- Born: 22 December 1822 Wisbech, Isle of Ely, England
- Occupation: Actor
- Years active: 1827 to c1830
- Father: John Herbert

= Master Herbert =

19th-century English actor

Master Herbert (born 1822) was an English child actor.

'Master Herbert' also known as the 'Infant Roscius' Henry Herbert (1822-?) born 22 December, in Wisbech, the son of John Herbert (a member of Wisbech Harmonic Society). He was taken to the theatre at the age of two.

The family moved to London, where he watched Edmund Kean perform. The family relocated to Reading, where he saw another juvenile Roscius, Master Grossmith perform. George Dibdin Pitt of the Surrey theatre wrote a suitable piece Peter Proteus; or How to gain five thousand pounds for the young actor. His first performance was at Watford. He performed at Reading reciting a comic piece in The Star Struck Sailor and the song 'Barney Brannigan'. He also returned to Wisbech to perform at what is now the Angles Theatre in 1829.
From Wisbech he was to perform at the George and Star Inn, Whittlesey on 1 September and then Peterborough, Thorney, March, Long Sutton and Holbeach.
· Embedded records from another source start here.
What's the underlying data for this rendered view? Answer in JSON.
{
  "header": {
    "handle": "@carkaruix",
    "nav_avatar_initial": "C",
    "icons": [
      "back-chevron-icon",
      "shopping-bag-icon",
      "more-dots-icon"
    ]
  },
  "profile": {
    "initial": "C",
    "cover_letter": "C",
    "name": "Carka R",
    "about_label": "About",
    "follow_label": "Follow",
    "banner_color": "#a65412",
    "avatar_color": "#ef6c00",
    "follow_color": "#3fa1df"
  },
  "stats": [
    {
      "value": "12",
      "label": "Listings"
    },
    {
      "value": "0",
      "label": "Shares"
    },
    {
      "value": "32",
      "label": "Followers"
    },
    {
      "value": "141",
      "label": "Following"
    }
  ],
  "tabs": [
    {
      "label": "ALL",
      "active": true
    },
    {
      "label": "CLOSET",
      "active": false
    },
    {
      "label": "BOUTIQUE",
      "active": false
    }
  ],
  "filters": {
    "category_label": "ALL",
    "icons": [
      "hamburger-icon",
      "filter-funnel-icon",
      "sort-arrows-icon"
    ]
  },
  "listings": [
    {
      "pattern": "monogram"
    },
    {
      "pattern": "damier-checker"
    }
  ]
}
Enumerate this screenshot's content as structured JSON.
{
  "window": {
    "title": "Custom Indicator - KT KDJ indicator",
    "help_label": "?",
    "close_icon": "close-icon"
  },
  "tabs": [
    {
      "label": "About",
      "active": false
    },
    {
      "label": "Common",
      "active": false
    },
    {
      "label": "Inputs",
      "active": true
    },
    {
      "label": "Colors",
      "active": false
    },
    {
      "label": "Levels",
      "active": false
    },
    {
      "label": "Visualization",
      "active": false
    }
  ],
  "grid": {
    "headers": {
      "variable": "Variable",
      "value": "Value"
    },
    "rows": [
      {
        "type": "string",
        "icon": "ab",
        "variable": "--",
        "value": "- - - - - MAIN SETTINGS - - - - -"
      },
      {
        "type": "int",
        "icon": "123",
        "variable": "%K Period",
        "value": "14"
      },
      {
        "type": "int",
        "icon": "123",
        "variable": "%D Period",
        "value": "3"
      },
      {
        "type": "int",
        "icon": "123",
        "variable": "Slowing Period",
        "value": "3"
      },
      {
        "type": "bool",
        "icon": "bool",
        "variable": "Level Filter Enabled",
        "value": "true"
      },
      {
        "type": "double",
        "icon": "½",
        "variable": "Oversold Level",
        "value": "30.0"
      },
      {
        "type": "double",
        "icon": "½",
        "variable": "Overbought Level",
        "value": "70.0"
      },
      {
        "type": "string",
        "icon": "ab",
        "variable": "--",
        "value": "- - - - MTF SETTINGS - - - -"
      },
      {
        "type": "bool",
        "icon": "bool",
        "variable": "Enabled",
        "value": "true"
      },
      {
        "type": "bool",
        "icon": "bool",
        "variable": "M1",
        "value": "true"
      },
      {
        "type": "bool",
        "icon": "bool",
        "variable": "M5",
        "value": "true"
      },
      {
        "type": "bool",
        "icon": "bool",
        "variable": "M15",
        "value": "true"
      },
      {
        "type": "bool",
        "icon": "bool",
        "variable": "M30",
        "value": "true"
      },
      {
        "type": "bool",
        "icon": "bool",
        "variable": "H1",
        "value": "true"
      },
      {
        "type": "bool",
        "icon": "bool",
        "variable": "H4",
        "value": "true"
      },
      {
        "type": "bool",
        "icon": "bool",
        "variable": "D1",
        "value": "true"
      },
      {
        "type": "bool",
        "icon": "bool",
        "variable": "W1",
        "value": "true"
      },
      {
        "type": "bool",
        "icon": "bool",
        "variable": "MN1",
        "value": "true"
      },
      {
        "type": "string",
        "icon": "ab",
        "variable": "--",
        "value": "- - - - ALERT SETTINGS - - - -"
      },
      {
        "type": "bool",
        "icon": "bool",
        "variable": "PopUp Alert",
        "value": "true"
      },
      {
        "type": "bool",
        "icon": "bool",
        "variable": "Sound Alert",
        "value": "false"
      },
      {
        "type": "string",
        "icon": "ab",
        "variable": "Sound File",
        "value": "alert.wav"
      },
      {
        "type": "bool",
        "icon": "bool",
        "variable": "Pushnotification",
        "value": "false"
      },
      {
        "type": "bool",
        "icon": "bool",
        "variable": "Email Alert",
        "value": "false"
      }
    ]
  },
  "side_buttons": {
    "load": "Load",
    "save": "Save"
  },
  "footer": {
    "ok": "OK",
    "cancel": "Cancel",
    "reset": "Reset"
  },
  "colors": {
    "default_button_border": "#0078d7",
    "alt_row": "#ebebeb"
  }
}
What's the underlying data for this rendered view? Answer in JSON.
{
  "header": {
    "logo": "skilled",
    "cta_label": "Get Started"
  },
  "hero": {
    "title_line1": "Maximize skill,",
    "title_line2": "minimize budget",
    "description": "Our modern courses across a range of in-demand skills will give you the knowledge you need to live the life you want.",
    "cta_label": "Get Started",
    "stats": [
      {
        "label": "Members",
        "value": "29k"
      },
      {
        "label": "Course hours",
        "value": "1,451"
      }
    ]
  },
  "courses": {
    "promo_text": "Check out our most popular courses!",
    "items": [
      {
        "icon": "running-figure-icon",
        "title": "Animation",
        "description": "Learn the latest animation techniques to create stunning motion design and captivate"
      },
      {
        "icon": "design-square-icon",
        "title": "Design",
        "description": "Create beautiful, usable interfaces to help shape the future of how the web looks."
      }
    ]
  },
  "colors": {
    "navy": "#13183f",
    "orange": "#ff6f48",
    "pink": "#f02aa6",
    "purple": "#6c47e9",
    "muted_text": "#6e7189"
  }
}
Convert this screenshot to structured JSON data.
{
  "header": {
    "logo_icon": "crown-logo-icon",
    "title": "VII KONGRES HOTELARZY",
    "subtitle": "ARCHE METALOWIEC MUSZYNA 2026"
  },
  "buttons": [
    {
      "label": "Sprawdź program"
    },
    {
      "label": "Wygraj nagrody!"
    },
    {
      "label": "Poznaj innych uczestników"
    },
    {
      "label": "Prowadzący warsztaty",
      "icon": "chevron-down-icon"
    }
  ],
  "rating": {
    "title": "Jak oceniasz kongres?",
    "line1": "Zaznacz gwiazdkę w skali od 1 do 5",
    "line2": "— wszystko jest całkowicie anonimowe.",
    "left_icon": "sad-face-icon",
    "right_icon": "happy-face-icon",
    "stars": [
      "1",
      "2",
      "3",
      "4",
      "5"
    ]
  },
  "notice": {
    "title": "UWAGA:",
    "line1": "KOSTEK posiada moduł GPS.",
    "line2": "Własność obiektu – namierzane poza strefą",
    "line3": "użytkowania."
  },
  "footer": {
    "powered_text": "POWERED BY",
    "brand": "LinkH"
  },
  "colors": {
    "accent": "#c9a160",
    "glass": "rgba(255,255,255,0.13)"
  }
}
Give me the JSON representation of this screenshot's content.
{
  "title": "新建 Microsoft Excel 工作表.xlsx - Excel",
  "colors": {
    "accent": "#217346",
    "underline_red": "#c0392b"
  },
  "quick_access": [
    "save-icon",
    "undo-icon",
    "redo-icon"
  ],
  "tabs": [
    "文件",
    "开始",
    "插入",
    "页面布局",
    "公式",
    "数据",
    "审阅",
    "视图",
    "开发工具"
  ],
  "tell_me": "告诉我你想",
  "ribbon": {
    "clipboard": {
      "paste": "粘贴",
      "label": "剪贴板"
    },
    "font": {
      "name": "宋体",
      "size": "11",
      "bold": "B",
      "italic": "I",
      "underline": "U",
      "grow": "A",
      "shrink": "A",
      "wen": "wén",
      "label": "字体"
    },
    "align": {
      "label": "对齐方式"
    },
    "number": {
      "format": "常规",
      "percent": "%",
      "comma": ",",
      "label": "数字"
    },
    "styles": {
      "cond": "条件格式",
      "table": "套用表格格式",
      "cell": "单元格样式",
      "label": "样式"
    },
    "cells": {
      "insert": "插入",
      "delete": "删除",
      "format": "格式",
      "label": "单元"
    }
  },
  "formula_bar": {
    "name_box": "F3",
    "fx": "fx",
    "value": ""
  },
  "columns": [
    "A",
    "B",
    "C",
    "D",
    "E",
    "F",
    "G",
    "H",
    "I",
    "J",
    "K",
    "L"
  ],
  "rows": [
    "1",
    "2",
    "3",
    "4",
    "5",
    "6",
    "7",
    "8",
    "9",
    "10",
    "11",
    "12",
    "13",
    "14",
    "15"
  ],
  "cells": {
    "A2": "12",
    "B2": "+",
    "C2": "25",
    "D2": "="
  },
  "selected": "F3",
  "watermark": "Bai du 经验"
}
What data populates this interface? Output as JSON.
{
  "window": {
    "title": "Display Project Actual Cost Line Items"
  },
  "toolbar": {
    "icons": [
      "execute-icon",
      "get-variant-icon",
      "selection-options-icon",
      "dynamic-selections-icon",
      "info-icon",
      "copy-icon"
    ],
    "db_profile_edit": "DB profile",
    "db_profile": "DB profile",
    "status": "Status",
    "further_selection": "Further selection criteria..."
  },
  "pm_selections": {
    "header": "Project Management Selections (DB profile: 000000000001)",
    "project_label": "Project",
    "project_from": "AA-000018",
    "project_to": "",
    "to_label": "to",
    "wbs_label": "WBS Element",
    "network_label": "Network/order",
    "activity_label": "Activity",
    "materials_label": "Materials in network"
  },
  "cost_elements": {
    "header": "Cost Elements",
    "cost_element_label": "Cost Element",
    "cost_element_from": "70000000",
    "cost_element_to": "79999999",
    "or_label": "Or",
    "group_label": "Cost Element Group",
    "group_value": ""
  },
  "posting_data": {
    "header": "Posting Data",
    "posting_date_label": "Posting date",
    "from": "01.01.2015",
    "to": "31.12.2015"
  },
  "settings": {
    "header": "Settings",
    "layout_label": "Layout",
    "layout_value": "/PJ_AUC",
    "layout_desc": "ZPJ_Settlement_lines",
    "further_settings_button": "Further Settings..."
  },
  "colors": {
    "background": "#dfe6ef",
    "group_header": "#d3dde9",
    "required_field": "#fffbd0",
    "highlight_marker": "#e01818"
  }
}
In December 1829 he appeared at Norwich for three nights and at Holkham Hall before going to Aylsham.
In 1830 he performed in Beverley, Bridlington, York, Scarborough, Knareborough, Richmond, Pontefract and at Leeds in December.
In April 1831 he performed Peter Proteus! At the Royal Pavilion Theatre.
He performed as Briefwit in The Weathercock at Chelmsford theatre on 23 August 1833. In December he appeared at Huntingdon and received much applause.
A return visit was made to Wisbech during the Mart before moving to neighbouring towns.